Borax

[144] Borax, ist ein unvollkommnes Neutralsalz, wovon 100 Theile nach Bergmann 17 Theile mineralisches Laugensalz, 34 Theile Sedativsalz und 49 Theile Wasser, nach Kirwan 47 Theile Wasser enthalten.

Wir erhalten ihn gewöhnlich aus Holland in ziemlich großen, harten, wasserhellen Krystallen von ungleich sechseitigen Säulen mit dreiseitigen Endspitzen, von anfangs süßlichem, dann bitterlich schärflichem, laugenhaftem Geschmacke, löset sich in kochendem Wasser sehr häufig auf, bei 50° Keaum. lösen sich in 5 Theilen Wasser 2 Theile Borax, bei 50° Fahrenh. aber wird er erst von 24 Theilen Wasser aufgelöst.

Da er in alten Zeiten von den Venetianern raffinirt ward, so nennt man selbst den holländischen noch Borax veneta.

Er beschlägt weiß an der Luft, macht den Veilchensaft grün, schlägt alle erdige und metallische Mittelsalze nieder, und braußt in einer heißen Auflösung noch mit Säuren. (Ein Quentchen Borax kann noch 68 Gran Sedativsalz aufnehmen, um völlig neutralisirt zu werden.) Alle bekannten Säuren zersetzenden Borax, und scheiden das Sedativsalz in flockigen Krystallen heraus.[144]

In der Hitze blähet er sich stark auf, und verliert 2/5 seines Gewichts an Krystallisationswasser, dann wird er gebrannter Borax (Borax calcinata) genannt. Gewöhnlich verrichtet man dieß in einer eisernen Pfanne über Kohlen, und rührt ihn um, bis er aufhört sich zu blähen, und er zu einem lockern Pulver geworden ist; man läßt ihn dabei nicht zum Glühen kommen.

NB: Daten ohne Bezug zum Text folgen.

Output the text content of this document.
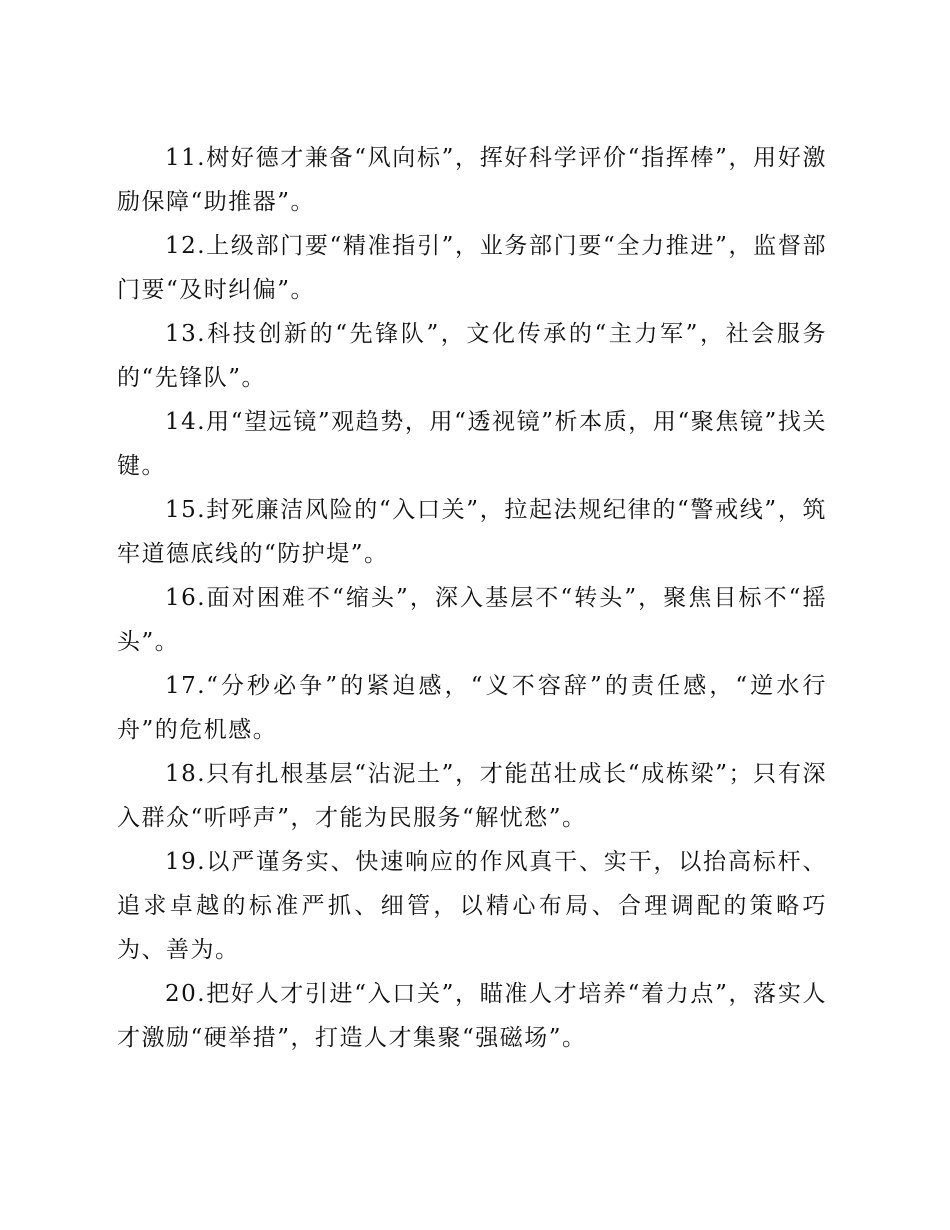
11.树好德才兼备“风向标”，挥好科学评价“指挥棒”，用好激励保障“助推器”。

12.上级部门要“精准指引”，业务部门要“全力推进”，监督部门要“及时纠偏”。

13.科技创新的“先锋队”，文化传承的“主力军”，社会服务的“先锋队”。

14.用“望远镜”观趋势，用“透视镜”析本质，用“聚焦镜”找关键。

15.封死廉洁风险的“入口关”，拉起法规纪律的“警戒线”，筑牢道德底线的“防护堤”。

16.面对困难不“缩头”，深入基层不“转头”，聚焦目标不“摇头”。

17.“分秒必争”的紧迫感，“义不容辞”的责任感，“逆水行舟”的危机感。

18.只有扎根基层“沾泥土”，才能茁壮成长“成栋梁”；只有深入群众“听呼声”，才能为民服务“解忧愁”。

19.以严谨务实、快速响应的作风真干、实干，以抬高标杆、追求卓越的标准严抓、细管，以精心布局、合理调配的策略巧为、善为。

20.把好人才引进“入口关”，瞄准人才培养“着力点”，落实人才激励“硬举措”，打造人才集聚“强磁场”。
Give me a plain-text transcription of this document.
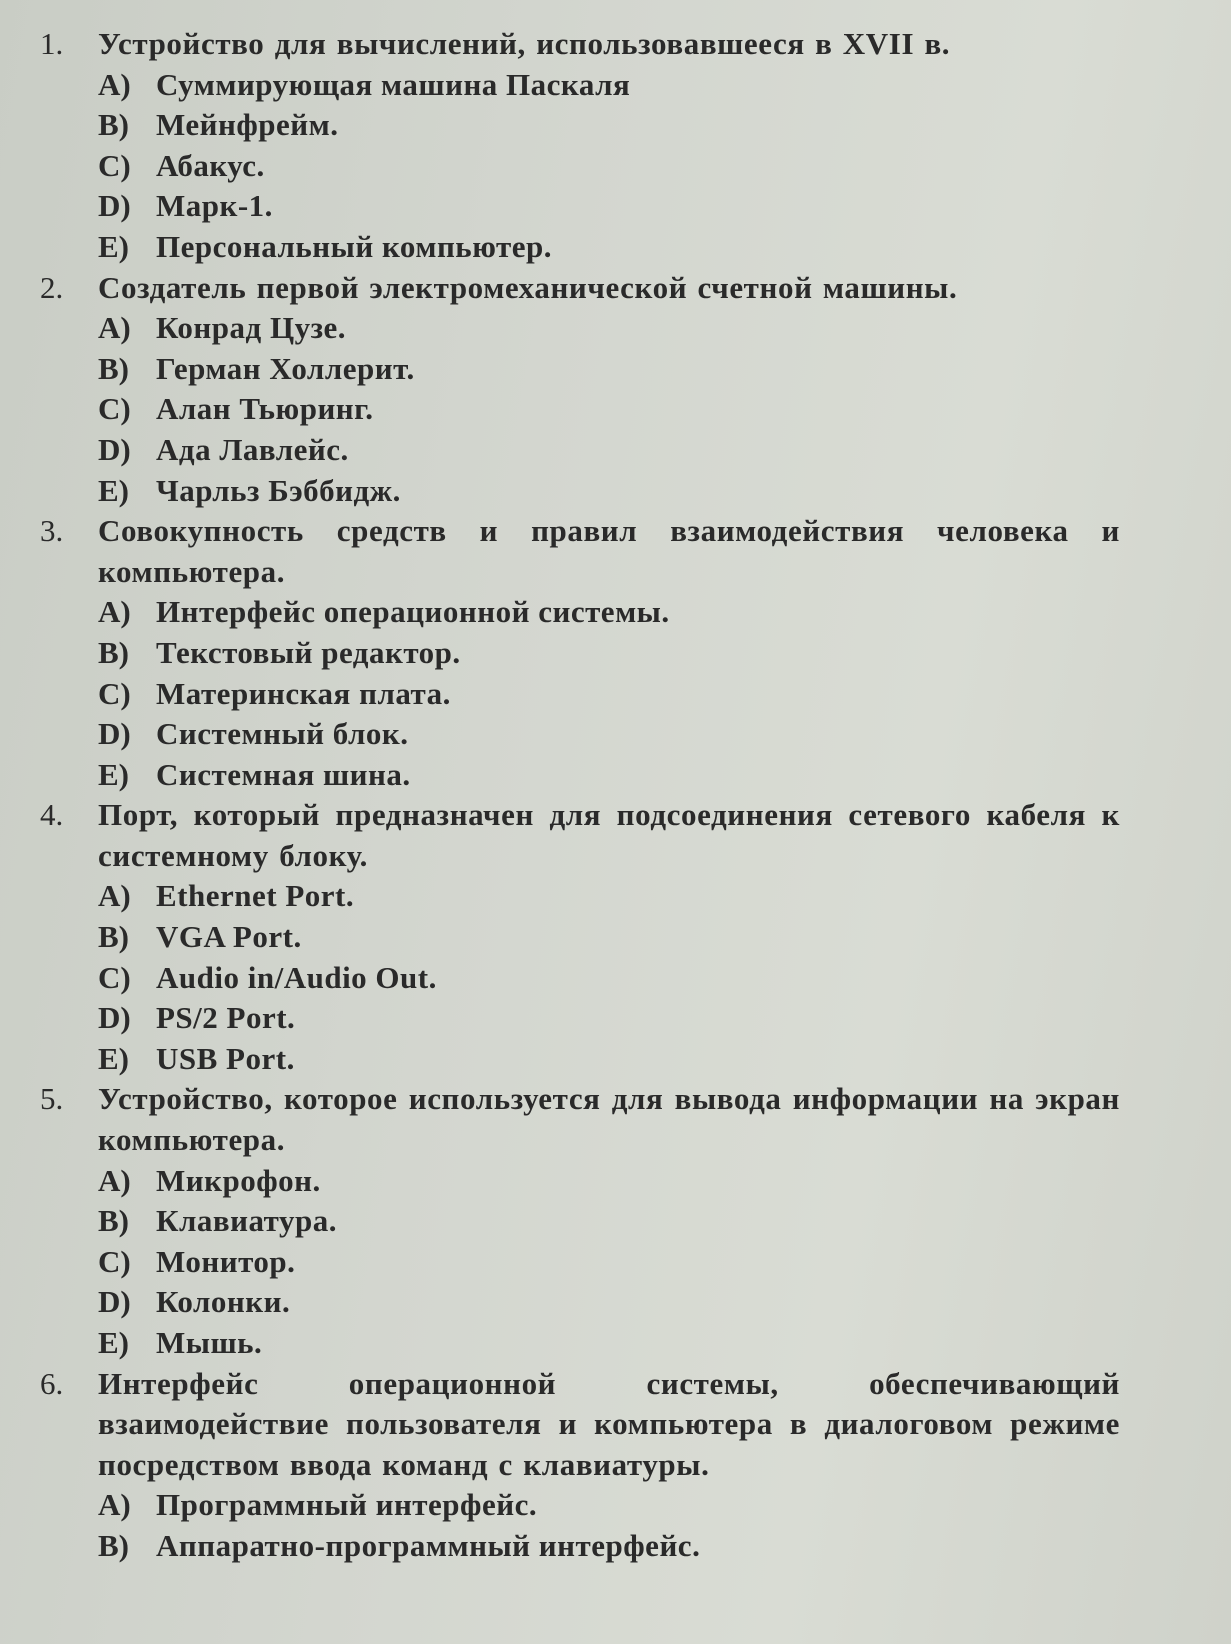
1.	Устройство для вычислений, использовавшееся в XVII в.
A) Суммирующая машина Паскаля
B) Мейнфрейм.
C) Абакус.
D) Марк-1.
E) Персональный компьютер.
2.	Создатель первой электромеханической счетной машины.
A) Конрад Цузе.
B) Герман Холлерит.
C) Алан Тьюринг.
D) Ада Лавлейс.
E) Чарльз Бэббидж.
3.	Совокупность средств и правил взаимодействия человека и компьютера.
A) Интерфейс операционной системы.
B) Текстовый редактор.
C) Материнская плата.
D) Системный блок.
E) Системная шина.
4.	Порт, который предназначен для подсоединения сетевого кабеля к системному блоку.
A) Ethernet Port.
B) VGA Port.
C) Audio in/Audio Out.
D) PS/2 Port.
E) USB Port.
5.	Устройство, которое используется для вывода информации на экран компьютера.
A) Микрофон.
B) Клавиатура.
C) Монитор.
D) Колонки.
E) Мышь.
6.	Интерфейс операционной системы, обеспечивающий взаимодействие пользователя и компьютера в диалоговом режиме посредством ввода команд с клавиатуры.
A) Программный интерфейс.
B) Аппаратно-программный интерфейс.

Läßt man ihn aber glühen, so schmilzt er zu einer Glasperle, die sich aber in Wasser auflöst und unzersetzter Borax ist.

Er wird ausser Holland jetzt noch an mehrern Orten raffinirt (s. Laborant im Großen 2. Th.) wie in Paris von Lecüyer, in Kopenhagen von Günther u.s.w. Alle diese Sorten sind weit reiner als der in Ostindien raffinirte, welcher aus großen flachen Stücken oder Broden besteht; die auf der obern Seite etwas schmutzig, graulich oder gelblich, und aus kleinen länglichten Krystallen zusammengesetzt sind.

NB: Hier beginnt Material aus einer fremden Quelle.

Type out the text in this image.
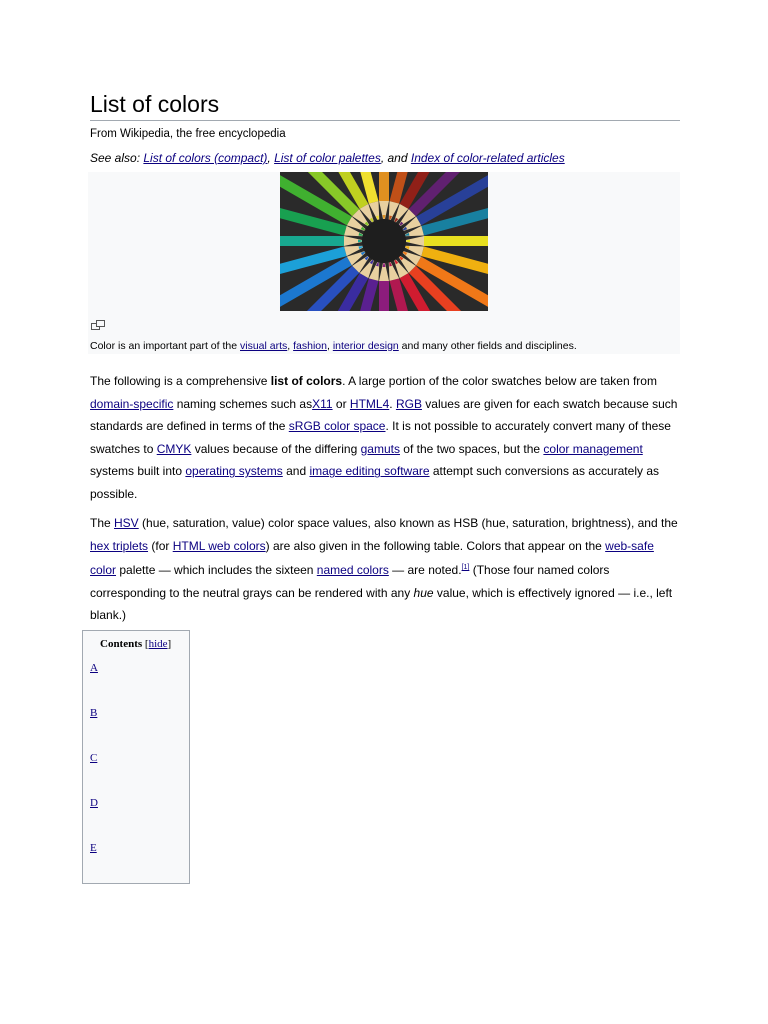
List of colors
From Wikipedia, the free encyclopedia
See also: List of colors (compact), List of color palettes, and Index of color-related articles
Color is an important part of the visual arts, fashion, interior design and many other fields and disciplines.

The following is a comprehensive list of colors. A large portion of the color swatches below are taken from domain-specific naming schemes such asX11 or HTML4. RGB values are given for each swatch because such standards are defined in terms of the sRGB color space. It is not possible to accurately convert many of these swatches to CMYK values because of the differing gamuts of the two spaces, but the color management systems built into operating systems and image editing software attempt such conversions as accurately as possible.

The HSV (hue, saturation, value) color space values, also known as HSB (hue, saturation, brightness), and the hex triplets (for HTML web colors) are also given in the following table. Colors that appear on the web-safe color palette — which includes the sixteen named colors — are noted.[1] (Those four named colors corresponding to the neutral grays can be rendered with any hue value, which is effectively ignored — i.e., left blank.)

Contents [hide]
A
B
C
D
E
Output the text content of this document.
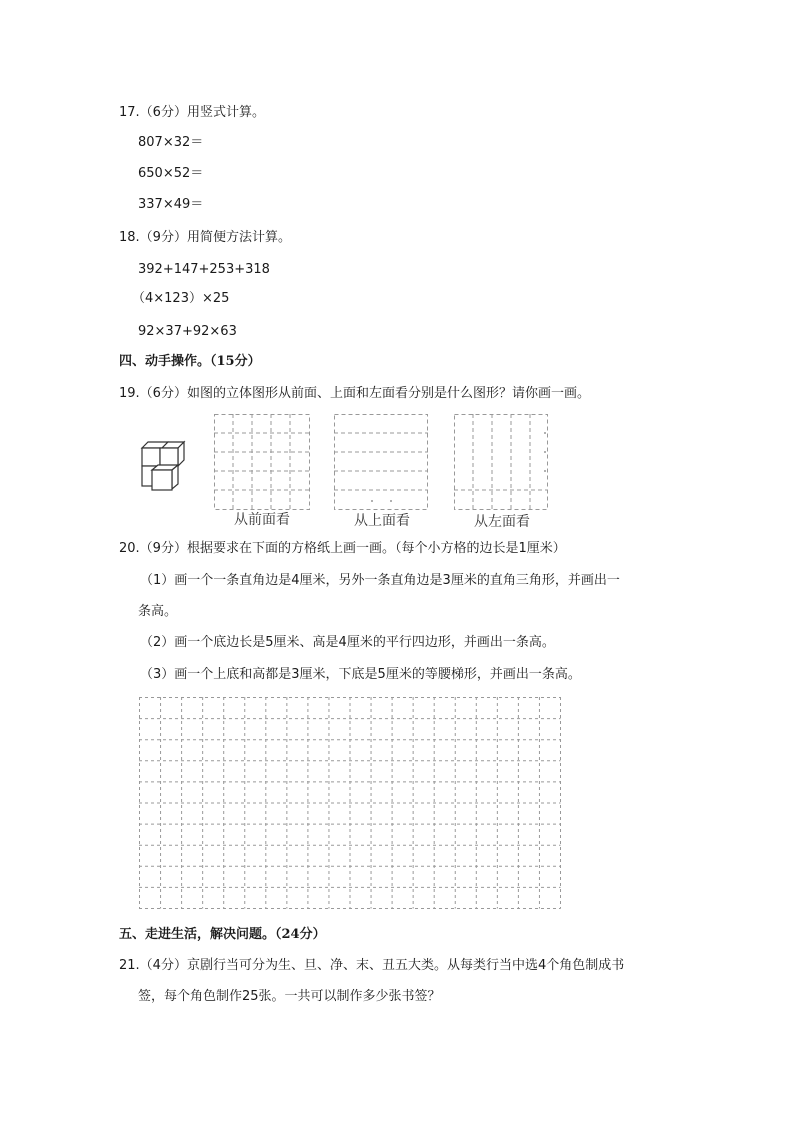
17.（6分）用竖式计算。
807×32＝
650×52＝
337×49＝
18.（9分）用简便方法计算。
392+147+253+318
（4×123）×25
92×37+92×63
四、动手操作。（15分）
19.（6分）如图的立体图形从前面、上面和左面看分别是什么图形？请你画一画。
从前面看	从上面看	从左面看
20.（9分）根据要求在下面的方格纸上画一画。（每个小方格的边长是1厘米）
（1）画一个一条直角边是4厘米，另外一条直角边是3厘米的直角三角形，并画出一
条高。
（2）画一个底边长是5厘米、高是4厘米的平行四边形，并画出一条高。
（3）画一个上底和高都是3厘米，下底是5厘米的等腰梯形，并画出一条高。
五、走进生活，解决问题。（24分）
21.（4分）京剧行当可分为生、旦、净、末、丑五大类。从每类行当中选4个角色制成书
签，每个角色制作25张。一共可以制作多少张书签？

Er wird in Europa aus einer Materie Tinkal oder Tinkar (Borax nativa) genannt, raffinirt, welche man in Elephantenhäute oder in Blasen, die dick wie Rindsleder sind, gepackt von ostindischen Schiffen aus dem Königreiche Thibet in Persien bringt, wo sie unter dem Namen Pounxa Mypoun und Huipoun aus dem Grunde einiger Seen herauf geholt und getrocknet wird. Dieser Tinkal oder roher Borax (ein unreines, aber ziemlich vollständig neutralisirtes boraxsaures Minerallaugensalz) besteht aus kleinern und größern Stücken, bis zur Größe einer welschen Nuß; ist mehr oder weniger durchsichtig, gewöhnlich grünlicht, mit einer fetten Erde umbegen, und von ranzigem Geruche, wiewohl es auch reinere krystallinische Stücke darunter giebt.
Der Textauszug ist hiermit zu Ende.